A couple of later clarifications to my original post ...
- the monotonic non-decreasing functions mapping $[0, 1] \to [0, 1]$ are surjective - it appears from the comments that this was misunderstood.
- Prof. Raussen has kindly assisted me in understanding the proofs in the paper, and I will at some point post an answer giving the proof. In outline, the result depends on three others......
a) Given a countable set of points in [0, 1] - "stop values" - one can construct an element of $\mathscr M$ with non-trivial (closed) intervals - "stop intervals" - that map to these points.
b) an element of $\mathscr M$ has at most countably many stop values.
c) If the stop values of $\phi \subset $ stop values of $\eta$ then there is $\psi$ such that $\eta = \phi \circ \psi$ (all functions being elements of $\mathscr M$).
Let $\mathscr M$ be the set of continuous monotonic non-decreasing functions mapping $[0, 1] \to [0, 1]$.
Then under the operation of composition $\mathscr M$ is a monoid - a group without inverse: it is easily seen that it is closed, associative and has an identity ($i: [0, 1] \to [0, 1], i(t) = t$).
One also sees that all such functions are surjective (e.g. intermediate value theorem).
In the paper "Reparametrizations of continuous paths - Ulrich Fahrenberg and Martin Raussen" https://arxiv.org/pdf/0706.3560.pdf it seems to be proven that given any $f, g \in \mathscr M$ there are $\mu, \nu \in \mathscr M$ such that $f \circ \mu = g \circ \nu$. I must admit the paper is a little beyond me, and I'm looking for a simple proof for this.
Background.
The paper shows among other things that re-parameterisation of paths is an equivalence relation, which then formalizes the definition of a curve as an equivalence class of paths. Showing symmetry and reflexivity is easy - the proof above is needed to show transitivity.

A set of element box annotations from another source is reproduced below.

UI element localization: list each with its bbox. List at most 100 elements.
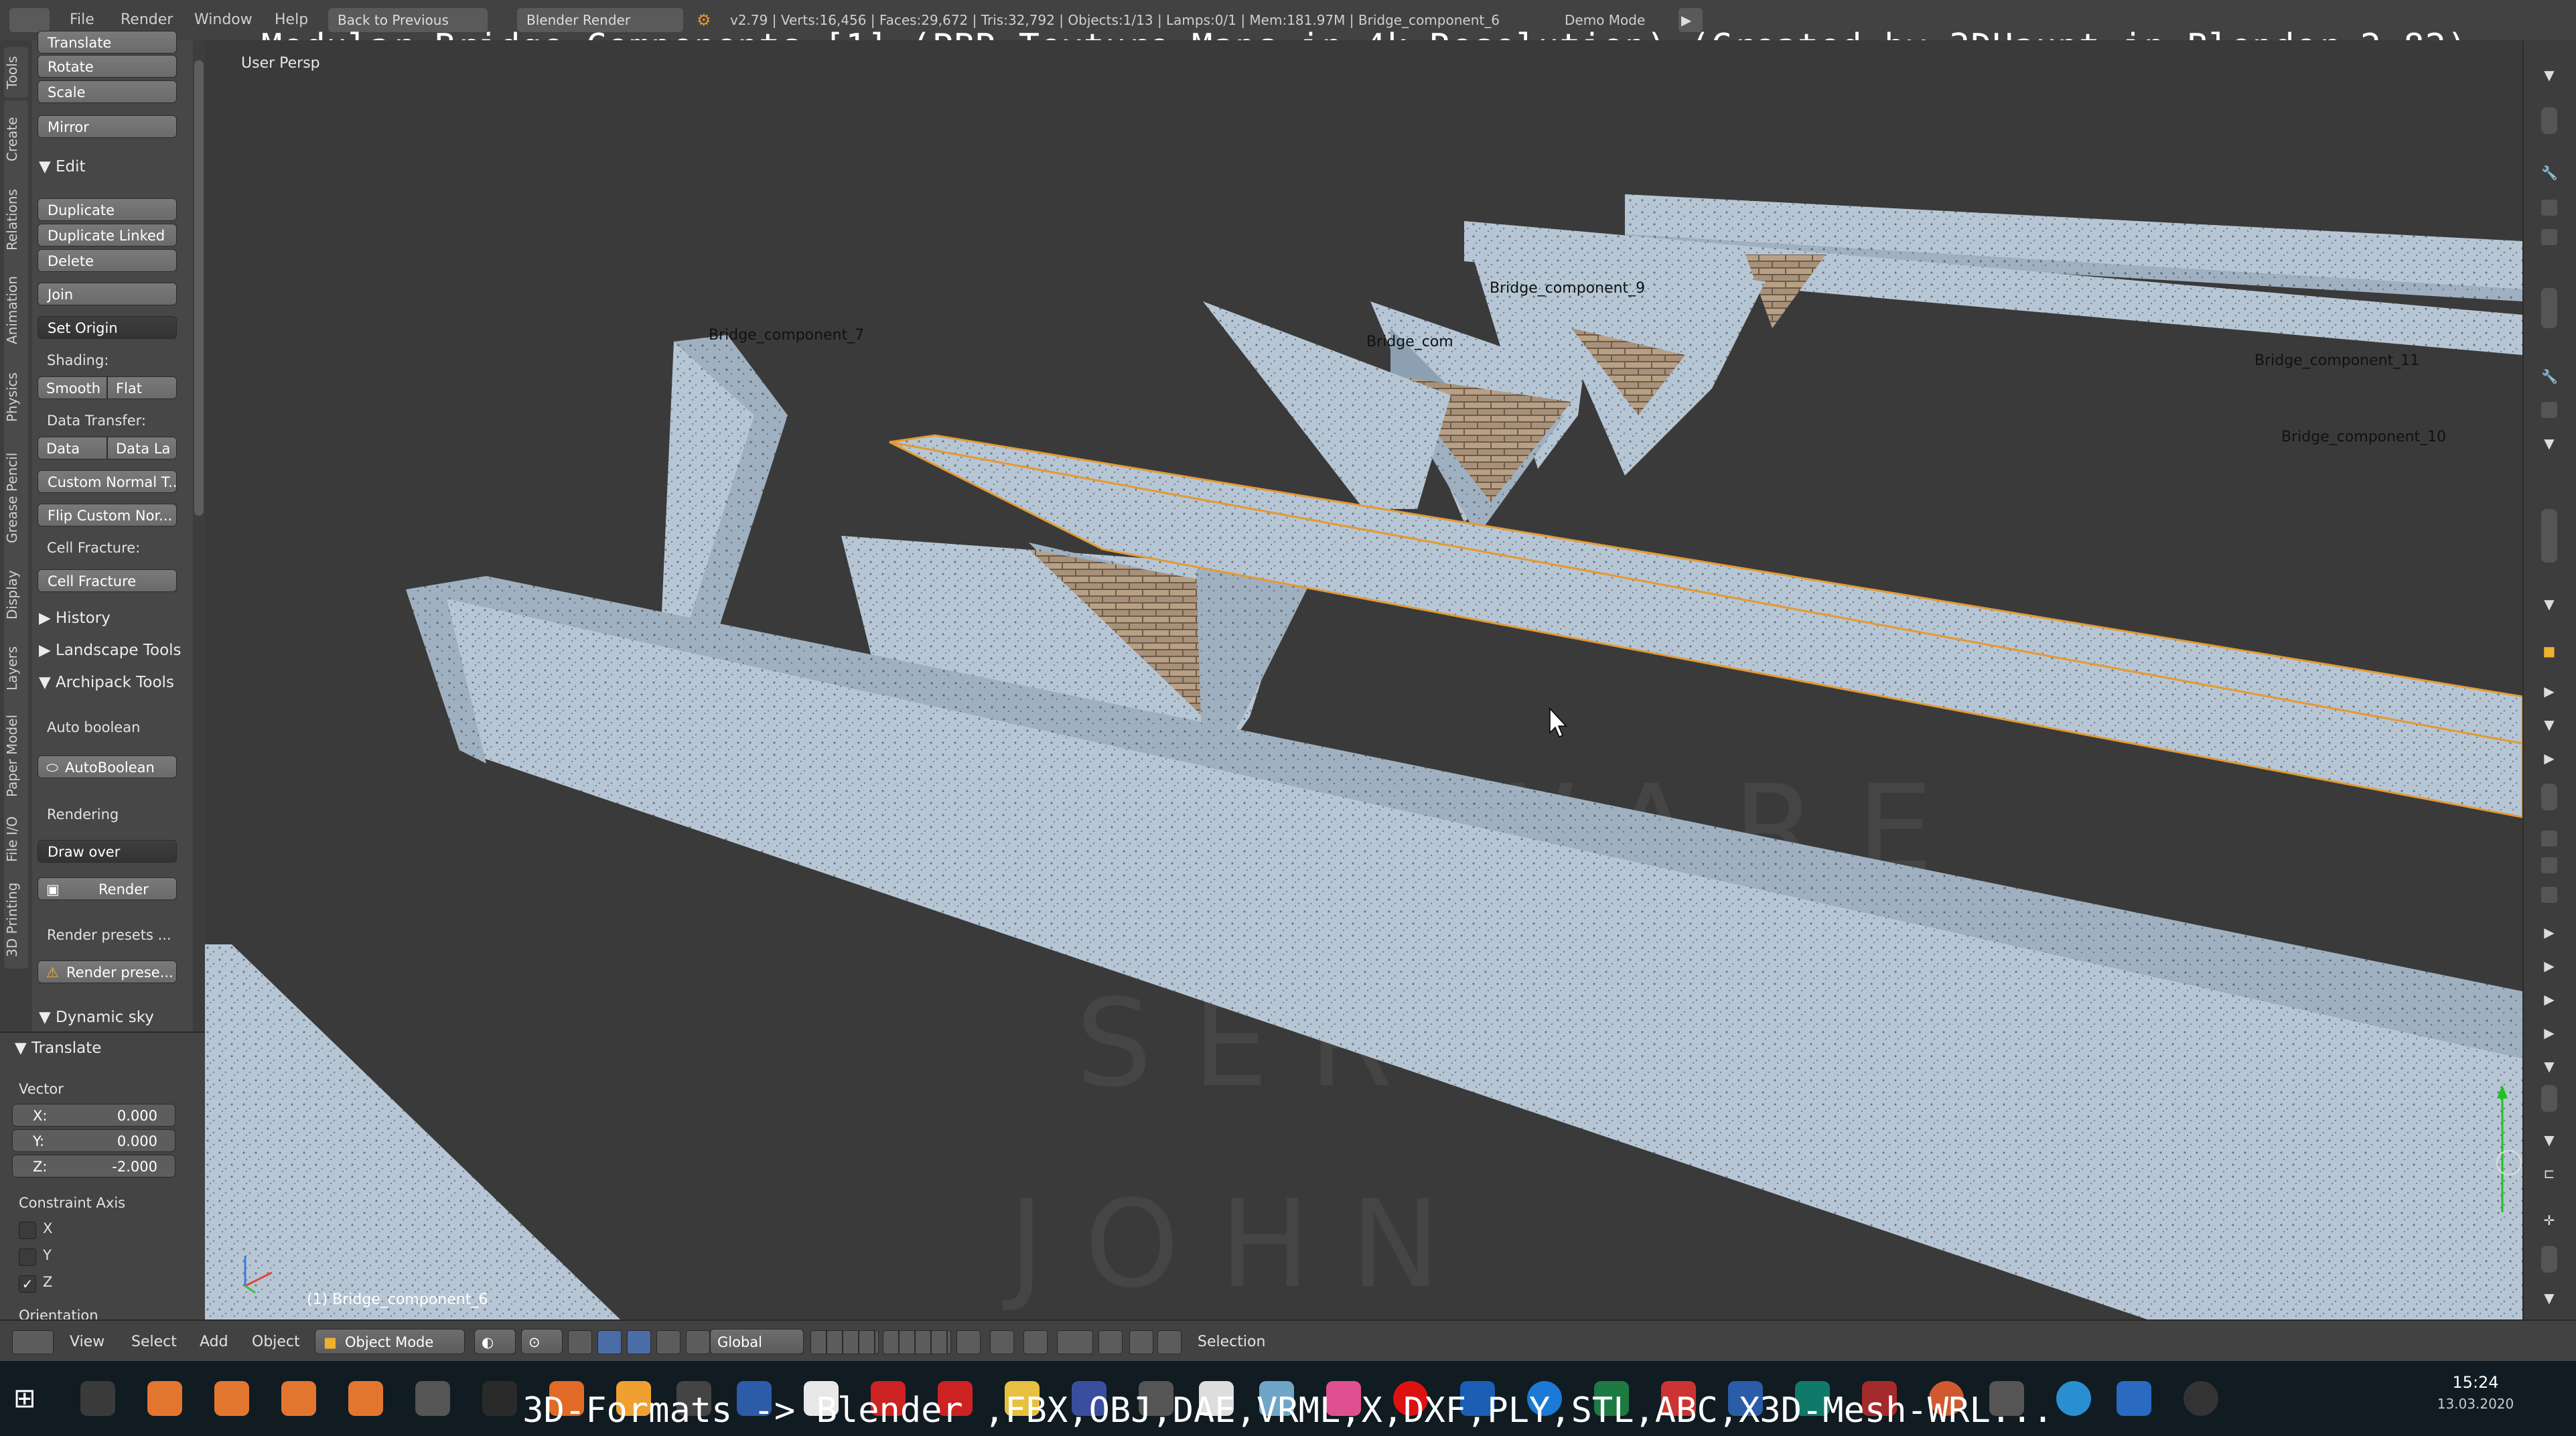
constraint-z-checkbox[interactable]: ✓ <box>19 1275 36 1293</box>
opengl-render-icon[interactable] <box>1098 1330 1123 1354</box>
draw-over-select[interactable]: Draw over <box>38 840 177 863</box>
cell-fracture-button[interactable]: Cell Fracture <box>38 569 177 592</box>
archipack-tools-header[interactable]: ▼ Archipack Tools <box>39 674 174 691</box>
vector-z-field[interactable]: Z: -2.000 <box>12 1155 175 1177</box>
rotate-manipulator-icon[interactable] <box>656 1330 681 1354</box>
scroll-slot-icon-6[interactable] <box>2541 1246 2557 1273</box>
chevron-down-icon-5[interactable]: ▼ <box>2541 1058 2557 1074</box>
smooth-button[interactable]: Smooth <box>38 376 107 399</box>
opengl-anim-icon[interactable] <box>1129 1330 1153 1354</box>
constraint-y-checkbox[interactable] <box>19 1248 36 1266</box>
data-layout-button[interactable]: Data La <box>107 437 177 459</box>
set-origin-select[interactable]: Set Origin <box>38 316 177 339</box>
chevron-down-icon-4[interactable]: ▼ <box>2541 717 2557 733</box>
scroll-slot-icon-3[interactable] <box>2541 509 2557 563</box>
operator-header[interactable]: ▼ Translate <box>15 1039 101 1057</box>
menu-render[interactable]: Render <box>121 8 173 32</box>
vector-x-field[interactable]: X: 0.000 <box>12 1104 175 1127</box>
modifier-wrench-icon-2[interactable]: 🔧 <box>2541 368 2558 384</box>
menu-object[interactable]: Object <box>252 1330 300 1354</box>
constraint-x-checkbox[interactable] <box>19 1222 36 1239</box>
vector-y-field[interactable]: Y: 0.000 <box>12 1129 175 1152</box>
tab-tools[interactable]: Tools <box>4 47 28 98</box>
snap-element-select[interactable] <box>1057 1330 1093 1354</box>
chevron-down-icon-2[interactable]: ▼ <box>2541 435 2557 451</box>
chevron-right-icon-3[interactable]: ▶ <box>2541 924 2557 940</box>
toggle-icon-7[interactable] <box>2541 887 2557 903</box>
menu-select[interactable]: Select <box>131 1330 177 1354</box>
layers-grid-1[interactable] <box>810 1330 879 1354</box>
duplicate-linked-button[interactable]: Duplicate Linked <box>38 224 177 246</box>
menu-window[interactable]: Window <box>194 8 253 32</box>
toggle-icon-6[interactable] <box>2541 857 2557 873</box>
render-presets-button[interactable]: ⚠ Render prese... <box>38 960 177 983</box>
tab-create[interactable]: Create <box>4 100 28 178</box>
visibility-toggle-icon-2[interactable] <box>2541 402 2557 418</box>
autoboolean-button[interactable]: ⬭ AutoBoolean <box>38 756 177 778</box>
editor-type-icon[interactable] <box>9 8 50 32</box>
bracket-icon[interactable]: ⊏ <box>2541 1165 2557 1181</box>
tab-display[interactable]: Display <box>4 556 28 634</box>
chevron-down-icon-6[interactable]: ▼ <box>2541 1132 2557 1148</box>
translate-button[interactable]: Translate <box>38 31 177 54</box>
edit-panel-header[interactable]: ▼ Edit <box>39 158 86 175</box>
manipulator-toggle-icon[interactable] <box>597 1330 622 1354</box>
render-icon[interactable] <box>1157 1330 1182 1354</box>
duplicate-button[interactable]: Duplicate <box>38 198 177 221</box>
move-icon[interactable]: ✛ <box>2541 1212 2557 1228</box>
chevron-right-icon[interactable]: ▶ <box>2541 683 2557 699</box>
lock-camera-icon[interactable] <box>956 1330 981 1354</box>
history-panel-header[interactable]: ▶ History <box>39 609 111 627</box>
tab-file-io[interactable]: File I/O <box>4 804 28 875</box>
data-transfer-button[interactable]: Data <box>38 437 107 459</box>
landscape-tools-header[interactable]: ▶ Landscape Tools <box>39 642 182 659</box>
mirror-button[interactable]: Mirror <box>38 115 177 138</box>
proportional-edit-icon[interactable] <box>990 1330 1014 1354</box>
scrollbar-thumb[interactable] <box>194 60 204 516</box>
chevron-right-icon-2[interactable]: ▶ <box>2541 750 2557 766</box>
tab-layers[interactable]: Layers <box>4 630 28 707</box>
chevron-down-icon-7[interactable]: ▼ <box>2541 1290 2557 1306</box>
tab-physics[interactable]: Physics <box>4 355 28 439</box>
scale-manipulator-icon[interactable] <box>686 1330 710 1354</box>
dynamic-sky-header[interactable]: ▼ Dynamic sky <box>39 1009 154 1026</box>
modifier-wrench-icon[interactable]: 🔧 <box>2541 165 2558 181</box>
tab-paper-model[interactable]: Paper Model <box>4 703 28 808</box>
tab-grease-pencil[interactable]: Grease Pencil <box>4 435 28 560</box>
scale-button[interactable]: Scale <box>38 80 177 103</box>
editor-type-button[interactable] <box>12 1330 54 1354</box>
chevron-right-icon-5[interactable]: ▶ <box>2541 991 2557 1007</box>
delete-button[interactable]: Delete <box>38 249 177 272</box>
custom-normal-button[interactable]: Custom Normal T... <box>38 470 177 493</box>
menu-add[interactable]: Add <box>200 1330 228 1354</box>
viewport-shading-select[interactable]: ◐ <box>474 1329 516 1354</box>
layers-grid-2[interactable] <box>883 1330 951 1354</box>
scroll-slot-icon-4[interactable] <box>2541 784 2557 810</box>
3d-viewport[interactable]: TWARE SERVI JOHN <box>205 40 2522 1319</box>
scroll-slot-icon-2[interactable] <box>2541 288 2557 328</box>
join-button[interactable]: Join <box>38 283 177 305</box>
flip-custom-normals-button[interactable]: Flip Custom Nor... <box>38 504 177 526</box>
scroll-slot-icon[interactable] <box>2541 107 2557 134</box>
menu-view[interactable]: View <box>70 1330 104 1354</box>
menu-file[interactable]: File <box>70 8 94 32</box>
tab-relations[interactable]: Relations <box>4 174 28 265</box>
flat-button[interactable]: Flat <box>107 376 177 399</box>
visibility-toggle-icon[interactable] <box>2541 200 2557 216</box>
cube-icon[interactable]: ■ <box>2541 643 2557 659</box>
scroll-slot-icon-5[interactable] <box>2541 1085 2557 1112</box>
render-toggle-icon[interactable] <box>2541 229 2557 245</box>
limit-selection-icon[interactable] <box>568 1330 592 1354</box>
render-button[interactable]: ▣ Render <box>38 877 177 900</box>
object-mode-select[interactable]: ■ Object Mode <box>315 1329 465 1354</box>
tab-animation[interactable]: Animation <box>4 261 28 359</box>
toggle-icon-5[interactable] <box>2541 831 2557 847</box>
translate-manipulator-icon[interactable] <box>627 1330 651 1354</box>
chevron-right-icon-6[interactable]: ▶ <box>2541 1025 2557 1041</box>
pivot-point-select[interactable]: ⊙ <box>521 1329 563 1354</box>
chevron-right-icon-4[interactable]: ▶ <box>2541 958 2557 974</box>
chevron-down-icon[interactable]: ▼ <box>2541 67 2557 83</box>
rotate-button[interactable]: Rotate <box>38 55 177 78</box>
transform-orientation-select[interactable]: Global <box>710 1329 804 1354</box>
chevron-down-icon-3[interactable]: ▼ <box>2541 596 2557 612</box>
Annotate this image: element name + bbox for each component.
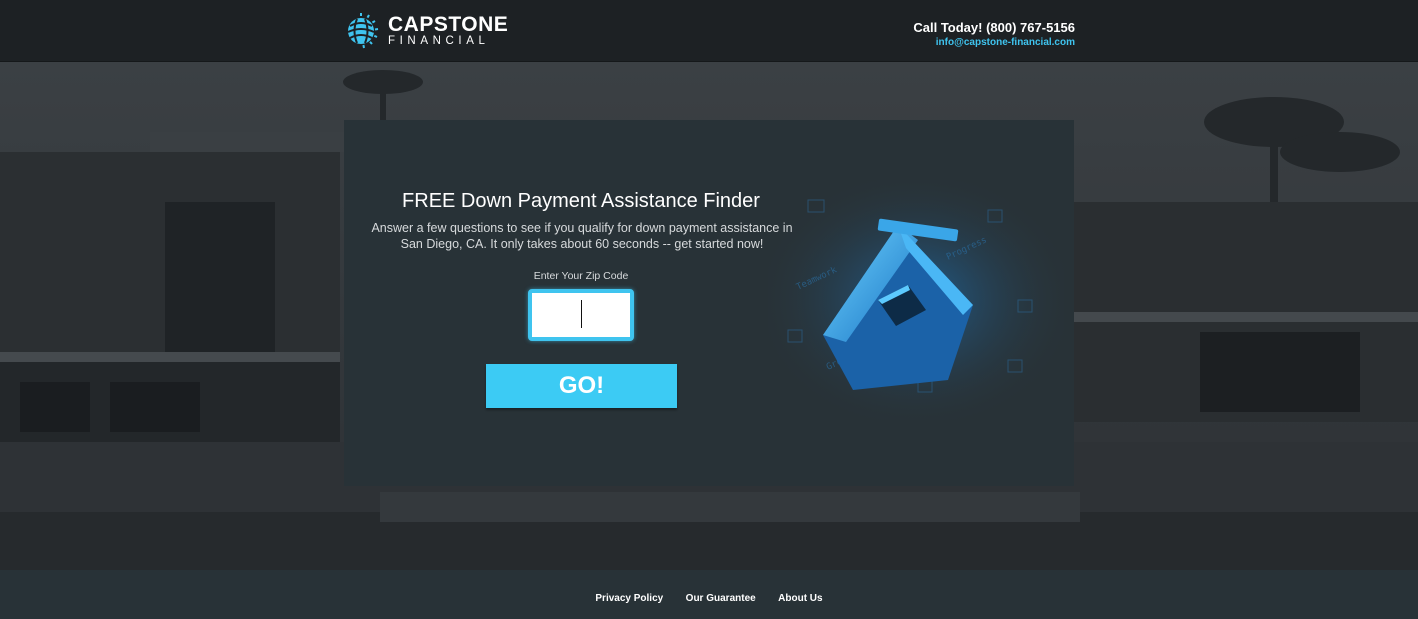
zip-label: Enter Your Zip Code bbox=[533, 270, 629, 282]
globe-logo-icon bbox=[347, 13, 379, 49]
footer-links: Privacy Policy Our Guarantee About Us bbox=[0, 588, 1418, 606]
card-title: FREE Down Payment Assistance Finder bbox=[402, 190, 760, 212]
site-footer: Privacy Policy Our Guarantee About Us bbox=[0, 570, 1418, 619]
site-header: CAPSTONE FINANCIAL Call Today! (800) 767… bbox=[0, 0, 1418, 62]
about-us-link[interactable]: About Us bbox=[778, 593, 822, 604]
contact-info: Call Today! (800) 767-5156 info@capstone… bbox=[913, 20, 1075, 48]
brand-name: CAPSTONE bbox=[388, 13, 509, 37]
finder-card: FREE Down Payment Assistance Finder Answ… bbox=[344, 120, 1074, 486]
brand-subtitle: FINANCIAL bbox=[388, 35, 490, 48]
text-caret bbox=[581, 300, 582, 328]
house-illustration: Teamwork Progress Growth Project bbox=[768, 180, 1064, 420]
our-guarantee-link[interactable]: Our Guarantee bbox=[686, 593, 756, 604]
logo[interactable]: CAPSTONE FINANCIAL bbox=[342, 12, 508, 50]
go-button[interactable]: GO! bbox=[486, 364, 677, 408]
privacy-policy-link[interactable]: Privacy Policy bbox=[595, 593, 663, 604]
phone-number[interactable]: Call Today! (800) 767-5156 bbox=[913, 20, 1075, 35]
card-description: Answer a few questions to see if you qua… bbox=[371, 221, 793, 251]
email-link[interactable]: info@capstone-financial.com bbox=[913, 37, 1075, 48]
hero-background: FREE Down Payment Assistance Finder Answ… bbox=[0, 62, 1418, 570]
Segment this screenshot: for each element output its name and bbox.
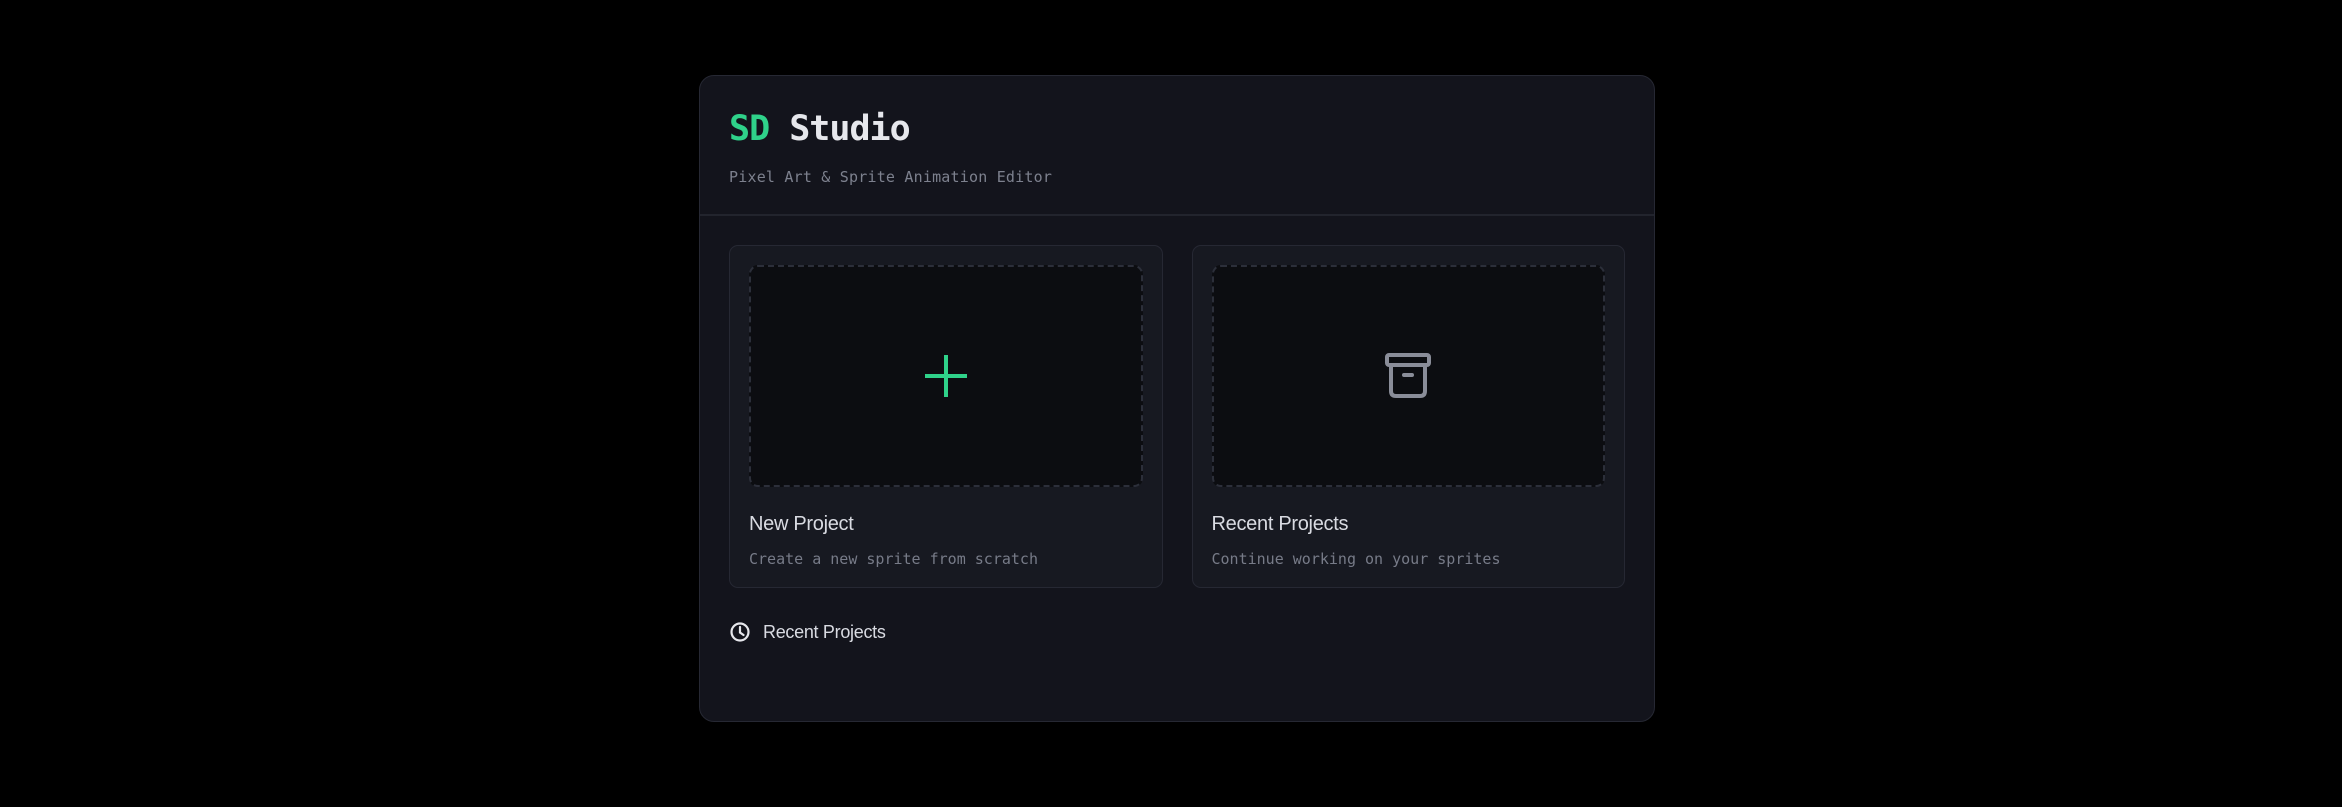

(The paper also shows that every path is equivalent to a regular path - i.e. one which does not "stop" at any point. An alternate proof for this can be found here https://math.stackexchange.com/q/3317511.)
Here are a few lemmas that appear to provide an answer. Not so, on a second reading, Lemma 2 is not valid..so my answer is simple, but perhaps way too simple.
Lemma 1. Suppose that $\psi$ is a monotonic non-decreasing function mapping $[0,1]$ onto $[0,1]$. Then $\psi$ is continuous.
Lemma 2. Suppose that $f,h\in\mathscr M$ and let $\mu(x)=\sup f^{-1}([0,h(x)])$. Then $\mu$ is a monotonic non-decreasing function mapping $[0,1]$ onto $[0,1]$ (and hence $\mu$ is also continuous), and $h(x)=f(\mu(x))$, that is $h=f\circ\mu$.
Lemma 3. Suppose that $f,g\in\mathscr M$ and let $h=g\circ f$. Then take $\nu=f$, and $\mu$ as in Lemma 2. We have $f\circ\mu=h=g\circ\nu$.
Reason why Lemma 2 is not valid. Suppose that for some $x$ we have that $f^{-1}(h(x))=[a,b]$ for some $a<b$. Then $\mu(x)=b$ (as defined in Lemma 2) and $\mu^{-1}(t)=\emptyset$ if $a<t<b$, so $\mu$ is not onto, and is not continuous. This seems to suggest that my approach letting $\nu=f$ is way too simplistic and won't work, and that a better definition of $\nu$ should take into account non-degenerate intervals on which $f$ is constant. I may think about this later, will leave this answer as is for now.